About

An HTTP filter plugin that parses Anthropic Messages API requests and responses and populates Envoy's dynamic filter metadata with structured information extracted from both the request and response bodies.

This allows downstream filters and route configurations to make decisions based on the contents of the LLM request and response without re-parsing the bodies themselves.

Attribute Naming

Metadata keys follow the OpenInference Semantic Conventions. List attributes are flattened using indexed dot notation as described in the LLM Spans attribute flattening spec (e.g. llm.input_messages.0.message.role).

Configuration Reference

Field Type Required Default Description
metadata_namespace string no io.builtonenvoy.anthropic The filter metadata namespace for the decoded fields

Usage Examples

Basic usage (default namespace)

Decode incoming Anthropic Messages API requests and expose metadata under the default io.builtonenvoy.anthropic namespace using OpenInference semantic conventions. Downstream filters can access io.builtonenvoy.anthropic.llm.model_name, io.builtonenvoy.anthropic.llm.input_messages.0.message.role, etc.
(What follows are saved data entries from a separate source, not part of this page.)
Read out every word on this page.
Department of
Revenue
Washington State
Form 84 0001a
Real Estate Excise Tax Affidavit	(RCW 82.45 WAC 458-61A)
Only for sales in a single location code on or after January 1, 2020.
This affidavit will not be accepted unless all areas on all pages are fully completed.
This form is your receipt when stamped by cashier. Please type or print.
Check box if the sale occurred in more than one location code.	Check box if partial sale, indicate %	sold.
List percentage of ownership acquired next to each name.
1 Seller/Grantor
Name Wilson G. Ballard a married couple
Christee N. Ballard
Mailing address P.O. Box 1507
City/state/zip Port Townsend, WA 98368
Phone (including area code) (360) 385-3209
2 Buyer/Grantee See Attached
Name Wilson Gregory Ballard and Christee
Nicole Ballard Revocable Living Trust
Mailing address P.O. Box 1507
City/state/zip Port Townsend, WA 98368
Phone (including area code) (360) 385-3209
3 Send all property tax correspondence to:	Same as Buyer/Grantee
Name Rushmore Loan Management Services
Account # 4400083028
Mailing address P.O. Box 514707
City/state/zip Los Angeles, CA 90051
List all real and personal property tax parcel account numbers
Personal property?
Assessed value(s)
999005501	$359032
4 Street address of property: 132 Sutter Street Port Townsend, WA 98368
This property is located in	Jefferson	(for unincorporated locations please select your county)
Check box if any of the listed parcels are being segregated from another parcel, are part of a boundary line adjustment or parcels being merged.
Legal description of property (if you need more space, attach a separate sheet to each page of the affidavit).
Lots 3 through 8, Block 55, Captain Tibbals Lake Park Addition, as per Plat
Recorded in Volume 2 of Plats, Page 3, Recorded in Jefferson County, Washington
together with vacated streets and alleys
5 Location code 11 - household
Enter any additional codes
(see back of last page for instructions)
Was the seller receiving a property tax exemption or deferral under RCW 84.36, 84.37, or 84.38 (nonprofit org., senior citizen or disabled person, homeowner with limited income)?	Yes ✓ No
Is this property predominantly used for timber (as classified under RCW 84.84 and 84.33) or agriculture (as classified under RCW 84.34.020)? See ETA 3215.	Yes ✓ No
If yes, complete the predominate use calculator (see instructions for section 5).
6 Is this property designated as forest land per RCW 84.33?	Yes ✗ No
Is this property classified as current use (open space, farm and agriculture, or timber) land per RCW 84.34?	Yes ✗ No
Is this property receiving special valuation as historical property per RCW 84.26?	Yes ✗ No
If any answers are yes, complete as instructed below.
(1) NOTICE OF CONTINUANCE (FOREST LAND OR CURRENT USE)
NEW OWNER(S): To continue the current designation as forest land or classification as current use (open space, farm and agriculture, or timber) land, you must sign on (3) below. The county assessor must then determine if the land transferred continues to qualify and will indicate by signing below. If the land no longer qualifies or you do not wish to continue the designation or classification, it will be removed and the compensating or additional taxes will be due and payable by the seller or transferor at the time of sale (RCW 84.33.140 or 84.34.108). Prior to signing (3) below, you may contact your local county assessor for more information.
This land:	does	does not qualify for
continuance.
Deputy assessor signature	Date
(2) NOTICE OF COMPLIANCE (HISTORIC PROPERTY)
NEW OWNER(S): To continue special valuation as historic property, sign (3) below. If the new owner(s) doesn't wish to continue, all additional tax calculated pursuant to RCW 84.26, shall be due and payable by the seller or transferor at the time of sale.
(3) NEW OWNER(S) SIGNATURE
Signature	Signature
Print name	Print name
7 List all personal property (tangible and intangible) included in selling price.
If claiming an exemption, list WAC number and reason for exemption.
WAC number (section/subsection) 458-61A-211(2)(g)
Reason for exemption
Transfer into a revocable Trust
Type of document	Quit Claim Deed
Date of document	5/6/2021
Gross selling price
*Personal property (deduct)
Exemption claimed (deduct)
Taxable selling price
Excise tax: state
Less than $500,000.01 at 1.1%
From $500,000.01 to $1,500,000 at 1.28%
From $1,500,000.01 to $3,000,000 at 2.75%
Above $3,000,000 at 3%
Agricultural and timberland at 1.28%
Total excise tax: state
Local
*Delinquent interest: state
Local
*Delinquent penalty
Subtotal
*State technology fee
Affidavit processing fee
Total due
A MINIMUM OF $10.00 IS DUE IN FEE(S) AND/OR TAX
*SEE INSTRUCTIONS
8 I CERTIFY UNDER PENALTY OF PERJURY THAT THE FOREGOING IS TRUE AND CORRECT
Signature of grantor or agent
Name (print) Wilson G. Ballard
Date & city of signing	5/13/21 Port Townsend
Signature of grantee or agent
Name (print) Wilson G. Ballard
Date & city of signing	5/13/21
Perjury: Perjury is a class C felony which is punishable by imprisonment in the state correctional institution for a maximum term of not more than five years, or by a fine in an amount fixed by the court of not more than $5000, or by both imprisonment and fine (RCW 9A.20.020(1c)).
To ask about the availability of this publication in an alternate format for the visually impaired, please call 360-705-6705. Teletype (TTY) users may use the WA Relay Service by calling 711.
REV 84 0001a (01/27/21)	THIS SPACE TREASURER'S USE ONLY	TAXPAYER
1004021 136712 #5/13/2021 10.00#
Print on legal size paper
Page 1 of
boe run --extension anthropic-decoder \
  --test-upstream-host api.anthropic.com

# Send a messages request
curl -X POST http://localhost:10000/v1/messages \
  -H "x-api-key: $ANTHROPIC_API_KEY" \
  -H "anthropic-version: 2023-06-01" \
  -H "Content-Type: application/json" \
  -d '{
    "model": "claude-sonnet-4-20250514",
    "max_tokens": 1024,
    "system": "You are a helpful assistant.",
    "messages": [
      {"role": "user", "content": "What is the weather today?"}
    ]
  }'

# Envoy filter metadata will contain (namespace: "io.builtonenvoy.anthropic"):
# llm.model_name                         = "claude-sonnet-4-20250514"
# llm.system                             = "anthropic"
# llm.input_messages.count               = 2
# llm.input_messages.0.message.role      = "system"
# llm.input_messages.0.message.content   = "You are a helpful assistant."
# llm.input_messages.1.message.role      = "user"
# llm.input_messages.1.message.content   = "What is the weather today?"
# llm.tools.count                        = 0

Custom metadata namespace

Use a custom namespace to avoid conflicts with other filters that also write to filter metadata.

boe run --extension anthropic-decoder \
  --config '{"metadata_namespace": "llm-request"}' \
  --test-upstream-host api.anthropic.com

# Metadata will now be under the "llm-request" namespace:
# llm.model_name                       = "claude-sonnet-4-20250514"
# llm.system                           = "anthropic"
# llm.input_messages.count             = 1
# llm.input_messages.0.message.role    = "user"
# llm.input_messages.0.message.content = "..."
# llm.tools.count                      = 0

Request with tools

When the request includes tool definitions, each tool is stored under llm.tools.N.tool.json_schema as a JSON string, following the OpenInference spec.

boe run --extension anthropic-decoder \
  --test-upstream-host api.anthropic.com

curl -X POST http://localhost:10000/v1/messages \
  -H "x-api-key: $ANTHROPIC_API_KEY" \
  -H "anthropic-version: 2023-06-01" \
  -H "Content-Type: application/json" \
  -d '{
    "model": "claude-sonnet-4-20250514",
    "max_tokens": 1024,
    "messages": [{"role": "user", "content": "Book a flight to NYC"}],
    "tools": [
      {"name": "book_flight", "description": "Book a flight", "input_schema": {"type": "object"}},
      {"name": "cancel_flight", "description": "Cancel a flight", "input_schema": {"type": "object"}}
    ]
  }'

# llm.tools.count              = 2
# llm.tools.0.tool.json_schema = '{"name":"book_flight","description":"Book a flight","input_schema":{"type":"object"}}'
# llm.tools.1.tool.json_schema = '{"name":"cancel_flight","description":"Cancel a flight","input_schema":{"type":"object"}}'

Tool use in conversation with response metadata

When a multi-turn conversation includes an assistant message with a tool use, the filter captures the tool call details from the request. The response metadata includes the assistant reply and token usage.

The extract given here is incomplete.